Endings for Writers: Goodbye Yellow Brick Road
- suehinkin
- Apr 10
- 2 min read
L. Frank Baum created it and Elton John sang about that iconic road. You’ve just travelled your own long, wonderful and difficult highway as you finish a book, or even more challenging, a whole series. Now it’s time to wrap it up. When it comes to endings, whether of a relationship, an experience, an ability, or a great story, some people cry, some rejoice, others take selfies and move quickly on to the next.
Personally, I’m an endings avoider. I just finished the final book in a 6-novel thriller series. As a pantser, or rather an organic/stream of conscious-type plotter, I found crafting the ending as excruciating as writing the first page years ago. But we writers have a solemn obligation to deal with the grief of endings and properly bid the characters and the readers a satisfying final au revoir (note the avoidance), as well as plant the teaser for our next book.

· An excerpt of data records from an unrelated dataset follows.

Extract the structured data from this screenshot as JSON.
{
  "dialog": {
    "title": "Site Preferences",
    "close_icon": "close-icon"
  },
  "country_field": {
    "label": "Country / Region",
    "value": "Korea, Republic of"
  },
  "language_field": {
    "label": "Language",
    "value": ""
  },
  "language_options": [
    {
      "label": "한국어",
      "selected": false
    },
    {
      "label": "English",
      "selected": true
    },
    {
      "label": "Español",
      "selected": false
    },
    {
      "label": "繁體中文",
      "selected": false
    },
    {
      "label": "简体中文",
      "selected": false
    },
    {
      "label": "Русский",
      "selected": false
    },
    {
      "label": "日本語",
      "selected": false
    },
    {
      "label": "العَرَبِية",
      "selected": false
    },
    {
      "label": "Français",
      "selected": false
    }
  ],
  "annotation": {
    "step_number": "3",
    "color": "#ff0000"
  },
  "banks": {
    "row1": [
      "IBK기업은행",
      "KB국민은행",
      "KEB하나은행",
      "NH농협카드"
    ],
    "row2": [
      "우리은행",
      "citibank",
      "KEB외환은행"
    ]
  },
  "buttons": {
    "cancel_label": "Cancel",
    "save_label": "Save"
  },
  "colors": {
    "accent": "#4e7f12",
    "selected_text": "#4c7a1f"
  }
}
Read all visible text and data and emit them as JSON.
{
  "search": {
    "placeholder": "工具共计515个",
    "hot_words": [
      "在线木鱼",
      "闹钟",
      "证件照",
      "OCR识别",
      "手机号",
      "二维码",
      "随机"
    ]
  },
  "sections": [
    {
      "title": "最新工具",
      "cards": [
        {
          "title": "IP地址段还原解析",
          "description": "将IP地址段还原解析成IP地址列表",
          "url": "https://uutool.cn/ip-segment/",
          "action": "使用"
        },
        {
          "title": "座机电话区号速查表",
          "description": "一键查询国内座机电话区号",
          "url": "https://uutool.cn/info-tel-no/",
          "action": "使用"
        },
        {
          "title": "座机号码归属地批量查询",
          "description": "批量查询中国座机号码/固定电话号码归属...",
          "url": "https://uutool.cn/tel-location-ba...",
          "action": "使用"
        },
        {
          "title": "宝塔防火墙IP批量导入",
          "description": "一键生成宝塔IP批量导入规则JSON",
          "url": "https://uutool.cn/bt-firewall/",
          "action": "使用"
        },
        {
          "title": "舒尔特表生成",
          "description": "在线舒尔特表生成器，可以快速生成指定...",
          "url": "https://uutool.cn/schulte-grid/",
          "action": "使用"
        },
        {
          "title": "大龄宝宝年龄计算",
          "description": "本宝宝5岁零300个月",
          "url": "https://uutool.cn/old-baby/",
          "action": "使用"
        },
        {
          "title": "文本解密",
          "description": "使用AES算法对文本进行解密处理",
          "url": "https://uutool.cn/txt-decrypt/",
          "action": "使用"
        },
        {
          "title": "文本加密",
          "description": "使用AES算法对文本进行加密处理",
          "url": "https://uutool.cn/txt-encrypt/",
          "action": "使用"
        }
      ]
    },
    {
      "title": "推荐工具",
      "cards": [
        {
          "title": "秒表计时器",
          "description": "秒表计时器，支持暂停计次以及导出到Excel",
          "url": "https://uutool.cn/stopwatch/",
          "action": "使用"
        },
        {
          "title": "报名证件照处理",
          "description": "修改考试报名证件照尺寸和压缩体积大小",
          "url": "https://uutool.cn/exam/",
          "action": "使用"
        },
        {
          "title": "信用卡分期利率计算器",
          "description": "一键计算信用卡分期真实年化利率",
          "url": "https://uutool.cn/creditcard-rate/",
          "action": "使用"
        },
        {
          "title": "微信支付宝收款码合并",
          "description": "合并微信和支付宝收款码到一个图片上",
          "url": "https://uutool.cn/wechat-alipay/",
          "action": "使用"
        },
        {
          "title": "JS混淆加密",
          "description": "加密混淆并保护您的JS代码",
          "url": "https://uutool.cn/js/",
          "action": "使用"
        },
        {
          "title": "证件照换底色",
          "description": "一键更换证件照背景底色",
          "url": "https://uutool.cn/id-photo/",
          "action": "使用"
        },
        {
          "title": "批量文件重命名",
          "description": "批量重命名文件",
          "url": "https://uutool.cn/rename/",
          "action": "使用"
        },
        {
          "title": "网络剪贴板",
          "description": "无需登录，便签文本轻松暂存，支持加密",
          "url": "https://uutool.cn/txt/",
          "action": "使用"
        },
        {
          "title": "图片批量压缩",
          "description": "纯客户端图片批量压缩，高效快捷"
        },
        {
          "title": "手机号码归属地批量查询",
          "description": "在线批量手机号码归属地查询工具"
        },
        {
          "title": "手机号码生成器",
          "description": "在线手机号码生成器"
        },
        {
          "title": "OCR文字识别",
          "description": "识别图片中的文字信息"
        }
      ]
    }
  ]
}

Following are common types of endings in crime fiction or any fiction for that matter.
· Resolved/Tied in a Bow No loose ends, all questions answered and the fate of the characters is known. I’ve recently been watching Death in Paradise on Brit Box/Prime Video, which is a terrific example of a mystery that neatly ties up everything in the end. Carolyn Keene’s beloved Nancy Drew novels do the same.
· Happily Ever After More often in cozies and romance novels. In Little Women by Louisa M. Alcott, Mrs. March’s finals words are: “Oh my girls, however long you may live, I never can wish you a greater happiness than this!”
· Tragic This ending offers the inevitability of sadness and despair, foreshadowed from the beginning of the book. Dennis Lehane’s brilliant thriller, Shutter Island, is a classic example of a tragic ending.
· Open-Ended The open-ended finish lets readers use their imagination to spin the tale further in any direction they find interesting. In Tess Gerritsen’s I Know a Secret, the protagonist muses: “She knows I am guilty and she’ll be watching me…I am who I am, and nobody can watch me forever.”
· Twist The Fight Club by Chuck Palahniuk is a twisty story where the two central characters turn out to be the same person. The ending leaves readers to reevaluate everything they’ve read. The Girl on the Train by Paula Hawkins and Gillian Flynn’s Gone Girl, with their unreliable narrators, accomplish a similar end.
· Epilogue The author gives us a peek summary of what happens to the characters after the close of the story. William Kent Krueger’s epilogue in Spirit Crossing is a great example.
As you conclude a project, honor your own sense of grief. You’ve worked for years with the story and characters. Although you may feel a sense of relief or even glee at letting them go, there is inevitable sadness and anxiety as well. What’s next? Opportunity or abyss? Something meaningful has ended but as writers we are fortunate to be able to shape how the next adventure unfolds.